No, no estoy de acuerdo. El abuelo Joaquín no tuvo nunca rarezas, sólo que de siempre le gustó ir por delante de su tiempo y muchos nunca le entendisteis. Yo sí, yo le apoyé y por eso, él siempre me regaló, a más de tantas otras cosas, su simpatía y afectos.
Y hoy que, al fin le han reconocido sus muchos méritos, venís vosotros a pasarle la mano por el hombro, a hacerle la rosca. Que si “abuelo, cómo te admiramos”, que si “abuelo, qué orgullosos nos sentimos de ti” y bla, bla, bla.

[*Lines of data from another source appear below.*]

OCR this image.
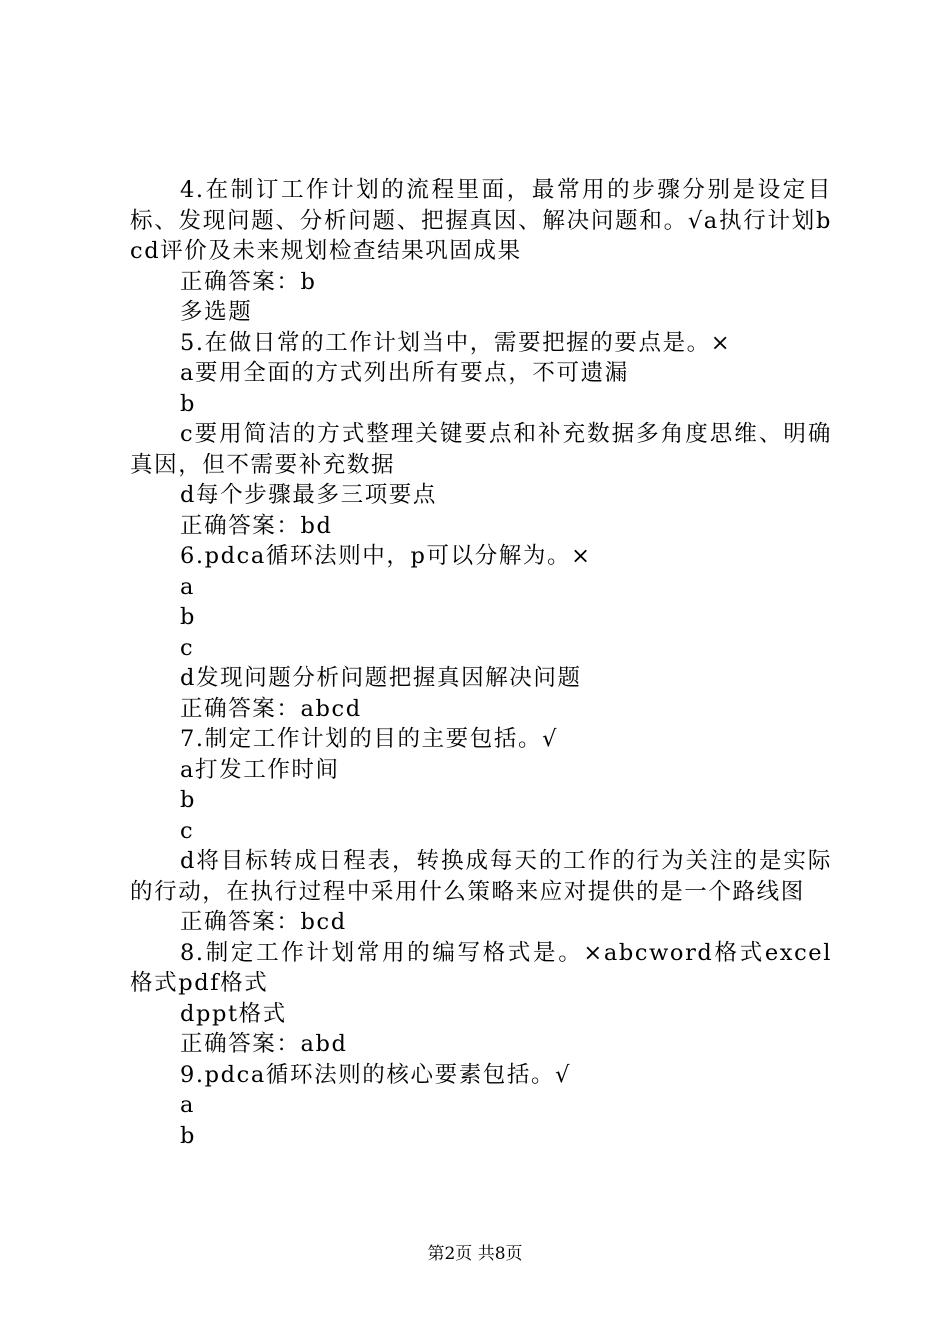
4.在制订工作计划的流程里面，最常用的步骤分别是设定目标、发现问题、分析问题、把握真因、解决问题和。√a执行计划bcd评价及未来规划检查结果巩固成果

正确答案：b

多选题

5.在做日常的工作计划当中，需要把握的要点是。×

a要用全面的方式列出所有要点，不可遗漏

b

c要用简洁的方式整理关键要点和补充数据多角度思维、明确真因，但不需要补充数据

d每个步骤最多三项要点

正确答案：bd

6.pdca循环法则中，p可以分解为。×

a

b

c

d发现问题分析问题把握真因解决问题

正确答案：abcd

7.制定工作计划的目的主要包括。√

a打发工作时间

b

c

d将目标转成日程表，转换成每天的工作的行为关注的是实际的行动，在执行过程中采用什么策略来应对提供的是一个路线图

正确答案：bcd

8.制定工作计划常用的编写格式是。×abcword格式excel格式pdf格式

dppt格式

正确答案：abd

9.pdca循环法则的核心要素包括。√

a

b

第2页 共8页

Pues no, él es muy listo y no va a caer en vuestras adulaciones ni falsas hipocresías. Él vendrá y tan solo será a mí a la que se dirija, a la que envuelva con su mirada cálida. Y vosotros os quedaréis con las ganas, aguardando sus atenciones. No, no; pasará de vosotros, como vosotros pasasteis siempre de él y de sus proyectos. Ah, qué necios e insensatos fuisteis. Cómo os mofabais de él cuando le veíais enfrascado entre pinceles, pinturas y bocetos.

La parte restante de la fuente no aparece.